O que começou como um simples protesto contra o resort da família Trump em uma ilha turística albanesa se transformou em uma rebelião permanente de massas contra o governo lacaio do Primeiro-ministro Edi Rama. Todos os mais antigos militantes do movimento operário devem recordar da “Lenda Albanesa” contada pelo PCdoB, como sendo o “único país realmente socialista” do Planeta. Passados mais de trinta anos, o regime maoísta da Albânia, dirigido pelo histórico burocrata Enver Hoxha, ruiu sem deixar vestígios do seu suposto “socialismo verdadeiro”, se convertendo hoje em uma colônia financeira da burguesia rentista norte-americana. Porém as massas populares voltaram ao centro da cena político do país, deflagrando uma autêntica rebelião popular, que já ficou conhecida como a “Revolução dos Flamingos”.
Os protestos populares passaram a concentrar-se na capital Tirana, especialmente na Praça Skanderbeg, do gabinete do Primeiro-Ministro. As manifestações diárias atraíram dezenas de milhares de participantes, enquanto mobilizações de maior dimensão, tanto a nível nacional como focadas na diáspora, tiveram lugar nos dias 10, 13 e 20 de Junho. O protesto de 20 de Junho tornou-se a maior manifestação do movimento de massas na história, do país, com os meios de comunicação corporativa estimando em mais de 250.000 pessoas.

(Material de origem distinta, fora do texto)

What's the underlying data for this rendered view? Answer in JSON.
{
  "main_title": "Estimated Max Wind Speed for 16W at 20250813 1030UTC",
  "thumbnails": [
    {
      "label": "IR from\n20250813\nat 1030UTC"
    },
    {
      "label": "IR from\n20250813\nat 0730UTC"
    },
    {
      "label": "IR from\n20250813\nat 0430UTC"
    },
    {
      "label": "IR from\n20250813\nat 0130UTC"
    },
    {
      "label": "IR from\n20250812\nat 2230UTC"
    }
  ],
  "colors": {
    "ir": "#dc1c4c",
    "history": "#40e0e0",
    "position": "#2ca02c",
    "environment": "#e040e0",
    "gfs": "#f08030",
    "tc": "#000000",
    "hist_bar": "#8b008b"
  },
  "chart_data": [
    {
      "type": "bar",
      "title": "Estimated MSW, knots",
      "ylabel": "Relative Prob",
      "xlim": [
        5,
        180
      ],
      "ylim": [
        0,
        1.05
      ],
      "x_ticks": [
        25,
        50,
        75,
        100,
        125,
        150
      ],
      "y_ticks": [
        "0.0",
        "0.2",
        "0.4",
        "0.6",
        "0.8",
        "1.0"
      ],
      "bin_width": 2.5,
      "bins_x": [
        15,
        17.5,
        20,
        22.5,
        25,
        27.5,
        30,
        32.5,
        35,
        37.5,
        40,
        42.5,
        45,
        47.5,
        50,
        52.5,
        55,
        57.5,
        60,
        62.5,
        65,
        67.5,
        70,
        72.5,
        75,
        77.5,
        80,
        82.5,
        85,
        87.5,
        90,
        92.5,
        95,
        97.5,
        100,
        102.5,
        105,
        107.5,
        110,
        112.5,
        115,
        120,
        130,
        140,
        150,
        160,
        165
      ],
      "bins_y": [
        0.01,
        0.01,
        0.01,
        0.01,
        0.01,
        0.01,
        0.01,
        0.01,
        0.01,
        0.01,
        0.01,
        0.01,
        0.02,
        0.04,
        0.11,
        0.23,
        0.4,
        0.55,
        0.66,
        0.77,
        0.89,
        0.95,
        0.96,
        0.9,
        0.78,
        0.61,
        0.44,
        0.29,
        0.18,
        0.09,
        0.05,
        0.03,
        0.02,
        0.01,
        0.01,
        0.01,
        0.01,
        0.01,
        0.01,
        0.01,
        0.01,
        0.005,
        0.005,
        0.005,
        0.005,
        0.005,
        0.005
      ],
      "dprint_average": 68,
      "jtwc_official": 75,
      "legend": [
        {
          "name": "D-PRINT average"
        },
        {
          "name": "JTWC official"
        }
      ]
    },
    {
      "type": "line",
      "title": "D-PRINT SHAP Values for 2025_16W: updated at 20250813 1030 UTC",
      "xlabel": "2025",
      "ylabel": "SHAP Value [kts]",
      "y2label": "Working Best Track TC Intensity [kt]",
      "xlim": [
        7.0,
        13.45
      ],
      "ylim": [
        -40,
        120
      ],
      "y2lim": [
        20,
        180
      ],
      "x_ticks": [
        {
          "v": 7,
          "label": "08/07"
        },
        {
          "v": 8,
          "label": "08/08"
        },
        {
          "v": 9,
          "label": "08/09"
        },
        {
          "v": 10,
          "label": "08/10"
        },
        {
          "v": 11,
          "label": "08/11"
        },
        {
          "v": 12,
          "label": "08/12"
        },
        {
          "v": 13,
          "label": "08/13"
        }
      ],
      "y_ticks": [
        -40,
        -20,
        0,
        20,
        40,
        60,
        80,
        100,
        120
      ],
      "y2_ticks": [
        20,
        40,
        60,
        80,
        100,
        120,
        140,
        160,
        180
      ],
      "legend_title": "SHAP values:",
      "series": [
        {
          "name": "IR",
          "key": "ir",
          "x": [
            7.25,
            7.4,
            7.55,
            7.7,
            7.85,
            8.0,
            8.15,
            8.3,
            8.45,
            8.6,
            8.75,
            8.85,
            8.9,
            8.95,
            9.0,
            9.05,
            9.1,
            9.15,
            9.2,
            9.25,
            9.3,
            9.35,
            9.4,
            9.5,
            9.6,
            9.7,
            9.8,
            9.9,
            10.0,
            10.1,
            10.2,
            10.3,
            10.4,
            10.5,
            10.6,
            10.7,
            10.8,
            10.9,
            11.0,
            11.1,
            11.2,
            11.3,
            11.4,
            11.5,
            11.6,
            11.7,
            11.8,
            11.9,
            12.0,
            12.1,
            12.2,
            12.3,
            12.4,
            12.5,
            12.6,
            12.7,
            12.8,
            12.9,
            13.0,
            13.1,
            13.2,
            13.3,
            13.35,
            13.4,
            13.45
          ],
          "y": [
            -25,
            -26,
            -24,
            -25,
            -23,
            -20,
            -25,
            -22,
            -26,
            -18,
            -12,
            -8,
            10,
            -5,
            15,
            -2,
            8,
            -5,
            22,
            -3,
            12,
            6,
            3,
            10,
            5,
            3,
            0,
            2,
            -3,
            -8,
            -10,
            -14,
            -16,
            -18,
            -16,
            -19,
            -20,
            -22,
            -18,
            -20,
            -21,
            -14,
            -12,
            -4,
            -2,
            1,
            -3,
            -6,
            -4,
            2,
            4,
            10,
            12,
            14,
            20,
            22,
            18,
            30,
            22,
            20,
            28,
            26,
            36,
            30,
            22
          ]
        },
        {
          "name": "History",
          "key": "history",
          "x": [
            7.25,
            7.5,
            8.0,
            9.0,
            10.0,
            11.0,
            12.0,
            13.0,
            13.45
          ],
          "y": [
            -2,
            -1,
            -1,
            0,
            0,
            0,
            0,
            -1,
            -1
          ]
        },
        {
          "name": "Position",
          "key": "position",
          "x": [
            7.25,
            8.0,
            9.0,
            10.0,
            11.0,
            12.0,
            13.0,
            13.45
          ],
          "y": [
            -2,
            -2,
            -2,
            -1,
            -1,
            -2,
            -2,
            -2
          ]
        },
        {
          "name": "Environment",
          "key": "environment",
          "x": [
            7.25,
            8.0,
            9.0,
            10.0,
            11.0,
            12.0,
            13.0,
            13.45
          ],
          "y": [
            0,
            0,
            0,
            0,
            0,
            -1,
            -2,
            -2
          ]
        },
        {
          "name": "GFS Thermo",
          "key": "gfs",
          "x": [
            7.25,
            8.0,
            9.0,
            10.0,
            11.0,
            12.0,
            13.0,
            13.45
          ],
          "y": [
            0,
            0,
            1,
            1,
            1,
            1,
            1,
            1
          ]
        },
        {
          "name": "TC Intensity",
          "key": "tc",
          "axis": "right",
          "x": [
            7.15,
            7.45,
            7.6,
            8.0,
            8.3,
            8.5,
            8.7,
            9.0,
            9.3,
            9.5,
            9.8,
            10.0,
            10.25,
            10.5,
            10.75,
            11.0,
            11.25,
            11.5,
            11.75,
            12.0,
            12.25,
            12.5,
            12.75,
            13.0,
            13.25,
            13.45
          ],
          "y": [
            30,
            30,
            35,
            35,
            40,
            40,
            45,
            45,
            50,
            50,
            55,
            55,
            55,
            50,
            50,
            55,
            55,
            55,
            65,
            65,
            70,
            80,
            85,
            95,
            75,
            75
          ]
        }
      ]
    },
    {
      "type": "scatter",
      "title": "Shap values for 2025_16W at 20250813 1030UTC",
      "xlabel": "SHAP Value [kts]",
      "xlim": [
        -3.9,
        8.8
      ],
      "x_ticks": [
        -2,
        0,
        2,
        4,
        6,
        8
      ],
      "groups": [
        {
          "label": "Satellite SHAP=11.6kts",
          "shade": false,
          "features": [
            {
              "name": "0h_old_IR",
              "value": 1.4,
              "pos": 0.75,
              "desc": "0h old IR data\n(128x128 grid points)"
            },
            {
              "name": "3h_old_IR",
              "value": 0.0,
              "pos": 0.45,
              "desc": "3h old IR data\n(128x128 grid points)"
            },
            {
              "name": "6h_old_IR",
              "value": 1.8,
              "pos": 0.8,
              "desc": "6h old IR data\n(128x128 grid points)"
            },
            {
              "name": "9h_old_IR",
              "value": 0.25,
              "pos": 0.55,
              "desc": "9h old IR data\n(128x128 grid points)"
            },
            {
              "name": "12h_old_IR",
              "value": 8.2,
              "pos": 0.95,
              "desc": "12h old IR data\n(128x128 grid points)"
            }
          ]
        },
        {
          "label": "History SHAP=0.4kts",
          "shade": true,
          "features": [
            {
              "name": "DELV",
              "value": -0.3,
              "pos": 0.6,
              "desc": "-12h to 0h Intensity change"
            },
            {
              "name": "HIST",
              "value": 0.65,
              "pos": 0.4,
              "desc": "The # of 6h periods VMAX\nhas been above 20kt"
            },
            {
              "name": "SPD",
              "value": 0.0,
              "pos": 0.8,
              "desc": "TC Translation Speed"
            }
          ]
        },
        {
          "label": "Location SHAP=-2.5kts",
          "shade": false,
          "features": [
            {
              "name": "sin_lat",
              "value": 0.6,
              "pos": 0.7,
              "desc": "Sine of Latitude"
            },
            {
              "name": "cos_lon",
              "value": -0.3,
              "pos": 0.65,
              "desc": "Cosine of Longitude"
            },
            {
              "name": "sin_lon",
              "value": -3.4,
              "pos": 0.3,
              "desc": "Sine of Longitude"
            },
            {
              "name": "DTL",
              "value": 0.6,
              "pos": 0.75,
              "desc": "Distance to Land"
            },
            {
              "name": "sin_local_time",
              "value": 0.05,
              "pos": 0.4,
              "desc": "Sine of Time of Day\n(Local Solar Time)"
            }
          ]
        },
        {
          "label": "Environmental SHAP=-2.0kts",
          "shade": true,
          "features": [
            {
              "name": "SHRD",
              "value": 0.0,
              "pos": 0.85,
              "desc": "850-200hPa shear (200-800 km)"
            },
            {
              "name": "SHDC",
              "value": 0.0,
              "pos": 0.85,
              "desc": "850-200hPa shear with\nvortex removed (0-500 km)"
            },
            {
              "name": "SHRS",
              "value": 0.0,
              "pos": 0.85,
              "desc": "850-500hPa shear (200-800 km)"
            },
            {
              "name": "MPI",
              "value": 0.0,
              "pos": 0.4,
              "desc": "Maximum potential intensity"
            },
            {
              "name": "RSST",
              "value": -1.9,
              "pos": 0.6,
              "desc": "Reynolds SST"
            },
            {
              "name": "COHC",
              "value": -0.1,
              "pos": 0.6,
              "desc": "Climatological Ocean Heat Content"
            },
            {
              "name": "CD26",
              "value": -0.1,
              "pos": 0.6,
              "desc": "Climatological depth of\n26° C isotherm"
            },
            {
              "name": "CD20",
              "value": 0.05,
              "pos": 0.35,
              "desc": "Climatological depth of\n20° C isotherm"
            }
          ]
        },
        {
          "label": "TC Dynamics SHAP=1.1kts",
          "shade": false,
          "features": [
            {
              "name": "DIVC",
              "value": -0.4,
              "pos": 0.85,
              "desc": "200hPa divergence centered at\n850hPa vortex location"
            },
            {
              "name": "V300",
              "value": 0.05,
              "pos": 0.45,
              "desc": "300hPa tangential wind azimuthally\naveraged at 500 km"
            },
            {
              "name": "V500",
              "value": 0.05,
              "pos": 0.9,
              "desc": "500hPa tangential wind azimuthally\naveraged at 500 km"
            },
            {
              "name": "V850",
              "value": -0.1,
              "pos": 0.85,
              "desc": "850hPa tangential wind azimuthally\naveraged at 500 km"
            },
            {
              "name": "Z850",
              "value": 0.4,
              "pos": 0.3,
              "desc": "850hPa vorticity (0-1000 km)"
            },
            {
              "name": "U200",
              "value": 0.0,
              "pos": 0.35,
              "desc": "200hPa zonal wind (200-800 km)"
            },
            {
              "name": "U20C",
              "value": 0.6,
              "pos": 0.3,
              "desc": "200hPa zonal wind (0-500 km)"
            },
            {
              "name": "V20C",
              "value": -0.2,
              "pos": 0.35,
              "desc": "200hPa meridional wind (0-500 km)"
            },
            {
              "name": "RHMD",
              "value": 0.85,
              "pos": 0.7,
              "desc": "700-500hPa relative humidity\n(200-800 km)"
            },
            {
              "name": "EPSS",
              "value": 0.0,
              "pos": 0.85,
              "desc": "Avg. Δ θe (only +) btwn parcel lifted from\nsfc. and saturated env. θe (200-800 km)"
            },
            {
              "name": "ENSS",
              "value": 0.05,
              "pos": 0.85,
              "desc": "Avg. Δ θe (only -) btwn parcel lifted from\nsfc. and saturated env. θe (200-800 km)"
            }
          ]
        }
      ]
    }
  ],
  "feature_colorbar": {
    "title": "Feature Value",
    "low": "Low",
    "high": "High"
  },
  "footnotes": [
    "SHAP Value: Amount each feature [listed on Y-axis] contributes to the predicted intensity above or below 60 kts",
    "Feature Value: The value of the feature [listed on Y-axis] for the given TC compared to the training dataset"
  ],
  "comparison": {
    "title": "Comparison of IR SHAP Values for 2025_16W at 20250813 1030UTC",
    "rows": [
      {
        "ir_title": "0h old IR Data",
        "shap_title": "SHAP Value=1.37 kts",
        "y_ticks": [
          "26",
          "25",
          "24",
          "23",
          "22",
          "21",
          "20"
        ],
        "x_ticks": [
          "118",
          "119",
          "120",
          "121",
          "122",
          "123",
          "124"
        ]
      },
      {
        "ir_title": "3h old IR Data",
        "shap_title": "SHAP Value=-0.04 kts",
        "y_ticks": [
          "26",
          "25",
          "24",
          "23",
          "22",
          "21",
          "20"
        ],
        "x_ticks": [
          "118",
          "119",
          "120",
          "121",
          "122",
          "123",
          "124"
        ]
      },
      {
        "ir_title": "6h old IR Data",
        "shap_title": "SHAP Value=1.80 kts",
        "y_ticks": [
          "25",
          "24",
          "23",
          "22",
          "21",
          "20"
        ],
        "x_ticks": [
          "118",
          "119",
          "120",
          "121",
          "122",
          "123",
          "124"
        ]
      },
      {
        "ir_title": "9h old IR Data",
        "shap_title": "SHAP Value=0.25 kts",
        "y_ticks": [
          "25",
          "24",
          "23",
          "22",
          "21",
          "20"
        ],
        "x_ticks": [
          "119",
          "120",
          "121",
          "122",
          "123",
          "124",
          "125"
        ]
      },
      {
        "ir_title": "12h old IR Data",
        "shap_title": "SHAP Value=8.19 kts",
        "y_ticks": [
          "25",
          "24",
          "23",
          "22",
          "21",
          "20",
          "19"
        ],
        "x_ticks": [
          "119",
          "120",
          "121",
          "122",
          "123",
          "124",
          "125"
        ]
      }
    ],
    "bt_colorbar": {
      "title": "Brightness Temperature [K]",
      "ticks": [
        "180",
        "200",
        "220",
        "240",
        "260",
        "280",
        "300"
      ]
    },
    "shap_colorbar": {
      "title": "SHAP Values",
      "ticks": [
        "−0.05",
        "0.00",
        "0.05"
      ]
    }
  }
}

O movimento multitudinário foi descrito inicialmente pela exquerda reformista como “descentralizado” e liderado por jovens da chamada “Geração Z”, porém nada mais enganoso, exatamente porque a classe trabalhadora também entrou de cabeça na Rebelião Popular, e agora já colocou em debate a questão do controle político do poder estatal.